Cold Waters Await Early Season Paddlers

The Northern Forest Canoe Trail (NFCT) encourages paddlers to be safe on the water this spring. While ice-out has occurred on most ponds and rivers in the Northeast, the cold weather caused later than usual melt conditions. The nonprofit’s safety information helps paddlers plan and prepare for spring conditions which include cold water temperatures, variable water levels, and unpredictable currents.

“Now is the time of year that as the weather gets warmer, paddlers start getting out on the water,” says Northern Forest Canoe Trail Executive Director Karrie Thomas. “It’s important to remember that water temperatures are cold enough to cause hypothermia very quickly, and water levels and currents are quite different in May than later in the spring and summer.”

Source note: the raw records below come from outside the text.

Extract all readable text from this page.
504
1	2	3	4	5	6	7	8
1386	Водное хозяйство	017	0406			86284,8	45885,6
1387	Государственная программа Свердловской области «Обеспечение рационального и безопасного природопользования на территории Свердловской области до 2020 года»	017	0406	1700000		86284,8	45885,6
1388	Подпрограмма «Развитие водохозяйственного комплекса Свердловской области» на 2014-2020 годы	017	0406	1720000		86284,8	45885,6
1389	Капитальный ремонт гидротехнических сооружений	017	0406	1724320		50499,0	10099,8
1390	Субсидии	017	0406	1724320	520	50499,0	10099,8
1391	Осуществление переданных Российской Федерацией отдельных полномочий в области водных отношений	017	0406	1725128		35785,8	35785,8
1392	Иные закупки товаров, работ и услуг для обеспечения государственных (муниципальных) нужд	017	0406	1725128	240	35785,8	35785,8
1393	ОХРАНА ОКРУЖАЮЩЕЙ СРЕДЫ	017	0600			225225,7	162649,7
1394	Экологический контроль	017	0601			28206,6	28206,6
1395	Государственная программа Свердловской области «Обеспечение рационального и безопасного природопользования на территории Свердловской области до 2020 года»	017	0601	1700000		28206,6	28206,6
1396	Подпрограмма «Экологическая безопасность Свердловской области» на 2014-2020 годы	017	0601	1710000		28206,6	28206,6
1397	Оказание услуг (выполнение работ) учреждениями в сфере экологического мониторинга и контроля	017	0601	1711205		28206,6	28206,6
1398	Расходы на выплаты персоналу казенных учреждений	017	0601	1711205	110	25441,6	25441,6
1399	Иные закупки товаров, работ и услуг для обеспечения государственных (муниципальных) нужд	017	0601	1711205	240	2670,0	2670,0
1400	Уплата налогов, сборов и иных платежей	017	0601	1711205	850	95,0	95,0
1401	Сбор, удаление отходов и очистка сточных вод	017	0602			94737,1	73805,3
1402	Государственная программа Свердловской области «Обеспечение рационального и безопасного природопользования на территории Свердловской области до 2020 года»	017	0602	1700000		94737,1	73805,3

The Northern Forest Canoe Trail features paddling safety and survival brochures on its website that provide clear information about how to set yourself up for safe and fun paddling adventures. “Wear It! Life Jackets Matter” and “Cold Water Survival” are free to the public at

Wear It! Life Jackets Matter stresses the importance of wearing a personal flotation device (PFD), and provides information on how to choose the right type and tips on finding the perfect fit. Nearly 70 percent of all drowning deaths involving canoes, kayaks, or rafts might have been avoided if the victim had been wearing a life jacket according to the U.S. Coast Guard Office of Auxiliary & Boating Safety.

Cold Water Survival gives suggestions on how to prepare for paddling in water temperatures ranging from 32.5°F to 60°F and higher, how to assess and treat symptoms of hypothermia, and describes the significant risks associated with cold water immersion and how to set yourself up to manage these risks.

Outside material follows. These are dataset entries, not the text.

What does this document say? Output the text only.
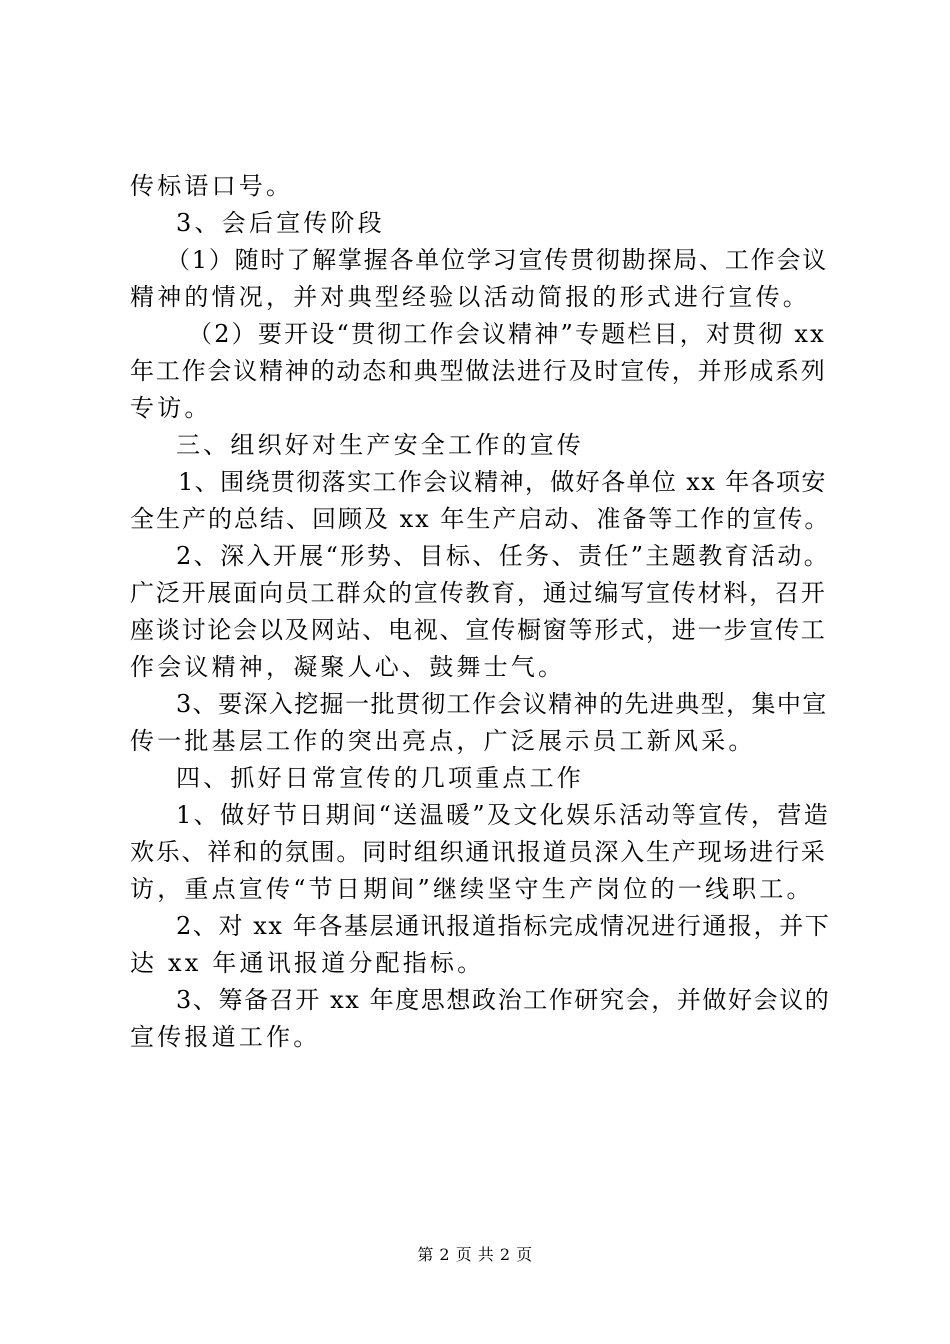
传标语口号。
3、会后宣传阶段
（1）随时了解掌握各单位学习宣传贯彻勘探局、工作会议
精神的情况，并对典型经验以活动简报的形式进行宣传。
（2）要开设“贯彻工作会议精神”专题栏目，对贯彻 xx
年工作会议精神的动态和典型做法进行及时宣传，并形成系列
专访。
三、组织好对生产安全工作的宣传
1、围绕贯彻落实工作会议精神，做好各单位 xx 年各项安
全生产的总结、回顾及 xx 年生产启动、准备等工作的宣传。
2、深入开展“形势、目标、任务、责任”主题教育活动。
广泛开展面向员工群众的宣传教育，通过编写宣传材料，召开
座谈讨论会以及网站、电视、宣传橱窗等形式，进一步宣传工
作会议精神，凝聚人心、鼓舞士气。
3、要深入挖掘一批贯彻工作会议精神的先进典型，集中宣
传一批基层工作的突出亮点，广泛展示员工新风采。
四、抓好日常宣传的几项重点工作
1、做好节日期间“送温暖”及文化娱乐活动等宣传，营造
欢乐、祥和的氛围。同时组织通讯报道员深入生产现场进行采
访，重点宣传“节日期间”继续坚守生产岗位的一线职工。
2、对 xx 年各基层通讯报道指标完成情况进行通报，并下
达 xx 年通讯报道分配指标。
3、筹备召开 xx 年度思想政治工作研究会，并做好会议的
宣传报道工作。
第 2 页 共 2 页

Recommendations are aimed at paddlers on the 740-mile water trail, that runs from New York’s Adirondacks, through Vermont, Québec, New Hampshire, and northern Maine, but are common sense tips for safety in the outdoors whether paddling, fishing, or birding on or near the water this spring.  

The brochures were created by the Northern Forest Canoe Trail in partnership with Kokatat, the American Canoe Association, and the U.S. Coast Guard.